Sarah Lucas: Au Naturel
September 26 2018 – January 20 2019
In 2018, the New Museum presented “Sarah Lucas: Au Naturel,” the first major survey in the United States of the work of British artist Sarah Lucas. The exhibition spanned Lucas’s entire career, bringing together some of her most iconic works and series from the late 1980s to her recent works,bringing together more than 150 works in photography, sculpture, and installation to reveal the breadth and ingenuity of her practice. The exhibition addressed the ways in which Lucas’s works continue to engage with crucial debates about gender and power, along with the legacy of surrealism—from her clever transformations of everyday objects to her exploration of sexual ambiguity and the tension between the familiar and the disorienting or absurd.
Initially associated with a group known as the Young British Artists (YBAs), who began exhibiting together in London in the late 1980s, Lucas became one of the UK’s most influential artists. Over the intervening thirty years, Lucas created a distinctive and provocative body of work that subverts traditional notions of gender, sexuality, and identity, transforming found objects and everyday materials such as cigarettes, vegetables, and stockings into absurd and confrontational tableaux that boldly challenge social norms. The human body and anthropomorphic forms recur throughout Lucas’s works, often appearing erotic, humorous, fragmented, or reconfigured into fantastical anatomies of desire.
“Sarah Lucas: Au Naturel” featured some of Lucas’s most important projects, including early sculptures from the 1990s that substitute domestic furniture for human body parts, and enlarged spreads from tabloid newspapers from the same period that reflect objectified representations of the female body. Alongside the photographic self-portraits that Lucas produced throughout her career, the exhibition featured biomorphic sculptures including her stuffed-stocking Bunnies (1997–ongoing) and NUDS (2009–ongoing), the Penetralia series (2008–ongoing), and selections from her installations at the Freud Museum in London (2000) and the British Pavilion at the Venice Biennale (2015). These works, which complicate inscribed codes of sexual and social normativity, had never been shown together in the United States. Lucas also created new sculptural works for the exhibition, including This Jaguar’s Going to Heaven (2018), a severed 2003 Jaguar X-Type—the car’s back half burned and its front half collaged with cigarettes—and VOX POP DORIS (2018), a pair of eleven-foot-tall thigh-high platform boots cast in concrete.

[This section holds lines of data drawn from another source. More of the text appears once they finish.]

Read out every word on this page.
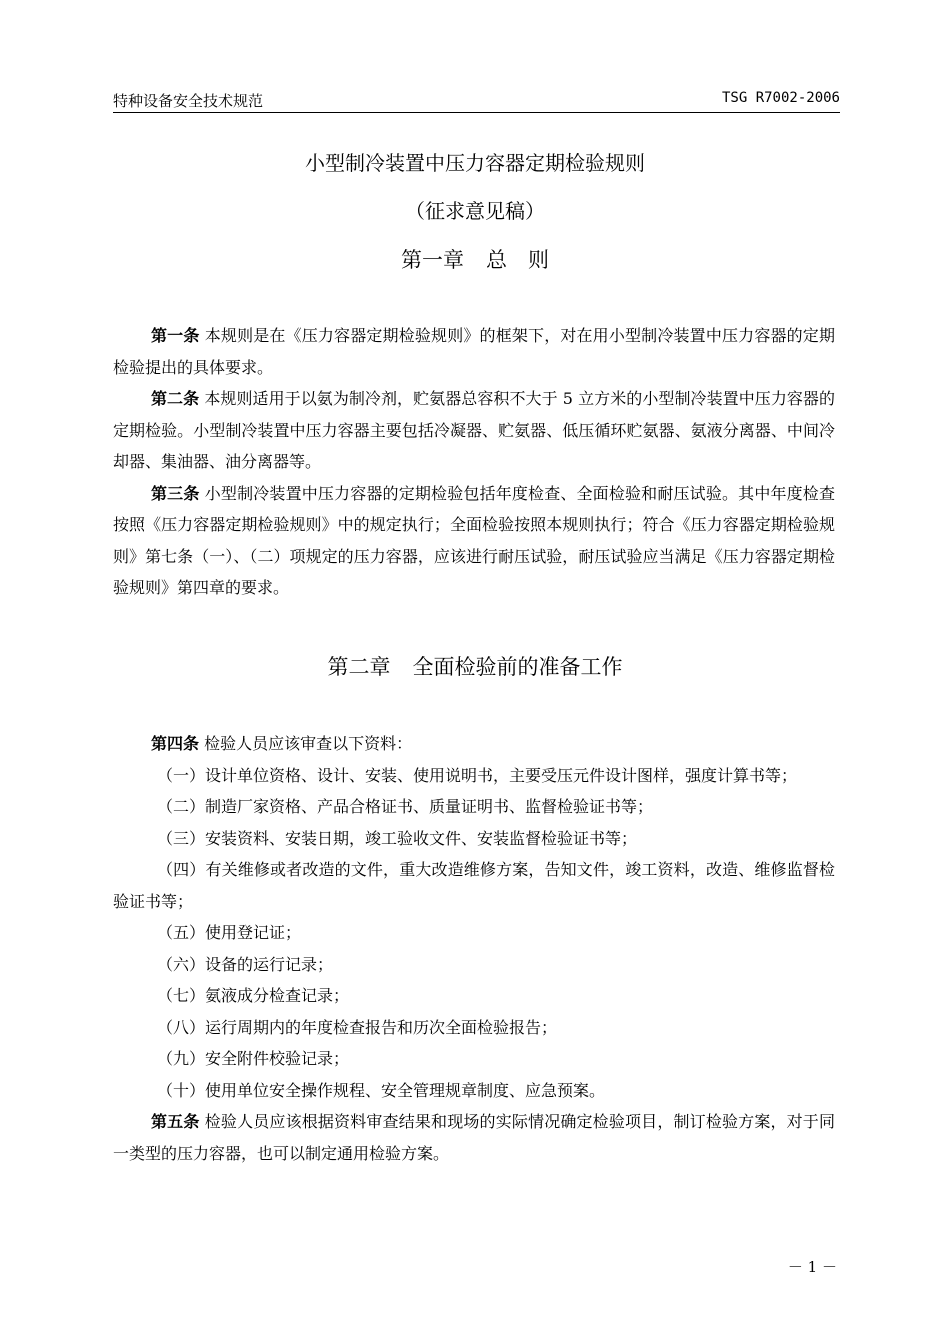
特种设备安全技术规范	TSG R7002-2006
小型制冷装置中压力容器定期检验规则
（征求意见稿）
第一章 总　则

第一条 本规则是在《压力容器定期检验规则》的框架下，对在用小型制冷装置中压力容器的定期检验提出的具体要求。

第二条 本规则适用于以氨为制冷剂，贮氨器总容积不大于 5 立方米的小型制冷装置中压力容器的定期检验。小型制冷装置中压力容器主要包括冷凝器、贮氨器、低压循环贮氨器、氨液分离器、中间冷却器、集油器、油分离器等。

第三条 小型制冷装置中压力容器的定期检验包括年度检查、全面检验和耐压试验。其中年度检查按照《压力容器定期检验规则》中的规定执行；全面检验按照本规则执行；符合《压力容器定期检验规则》第七条（一）、（二）项规定的压力容器，应该进行耐压试验，耐压试验应当满足《压力容器定期检验规则》第四章的要求。

第二章 全面检验前的准备工作

第四条 检验人员应该审查以下资料：

（一）设计单位资格、设计、安装、使用说明书，主要受压元件设计图样，强度计算书等；

（二）制造厂家资格、产品合格证书、质量证明书、监督检验证书等；

（三）安装资料、安装日期，竣工验收文件、安装监督检验证书等；

（四）有关维修或者改造的文件，重大改造维修方案，告知文件，竣工资料，改造、维修监督检验证书等；

（五）使用登记证；

（六）设备的运行记录；

（七）氨液成分检查记录；

（八）运行周期内的年度检查报告和历次全面检验报告；

（九）安全附件校验记录；

（十）使用单位安全操作规程、安全管理规章制度、应急预案。

第五条 检验人员应该根据资料审查结果和现场的实际情况确定检验项目，制订检验方案，对于同一类型的压力容器，也可以制定通用检验方案。

－ 1 －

The title of the exhibition, “Au Naturel,” was taken from a sculpture Lucas created in 1994, in which an assemblage of objects suggestive of sexual organs adorns a mattress that slumps in the corner as if it were reclining. In an art historical context, “au naturel” commonly refers to paintings of female nude figures, and literally translates from French as “in the nude.” Applying the term to Lucas’s greater body of work, the title speaks to the immediacy, intimacy, and directness of her images and speculates on the possibility of a natural state, perhaps without the limitations of established social structures and gender conformity.
Drawing on art historical references, cultural stereotypes, and tabloid culture, Lucas’s works take a demonstrative stance against puritanism, conformism, and misogyny with distinct irreverence and wit. The combination of these strategies results in a powerful evocation of the themes of death, sex, gender, and religion as they continue to influence contemporary life.
“Sarah Lucas: Au Naturel” was curated by Edlis Neeson Artistic Director Massimiliano Gioni and Curator Margot Norton. The exhibition was accompanied by a fully illustrated catalogue, which includes an interview with Sarah Lucas conducted by Massimiliano Gioni, as well as contributions by Whitney Chadwick, Anne Ellegood, Angus Fairhurst, Quinn Latimer, Maggie Nelson, Linda Nochlin, Margot Norton, and Anne Wagner. Following its presentation at the New Museum, Lucas’s exhibition would travel to the Hammer Museum in Los Angeles in June 2019.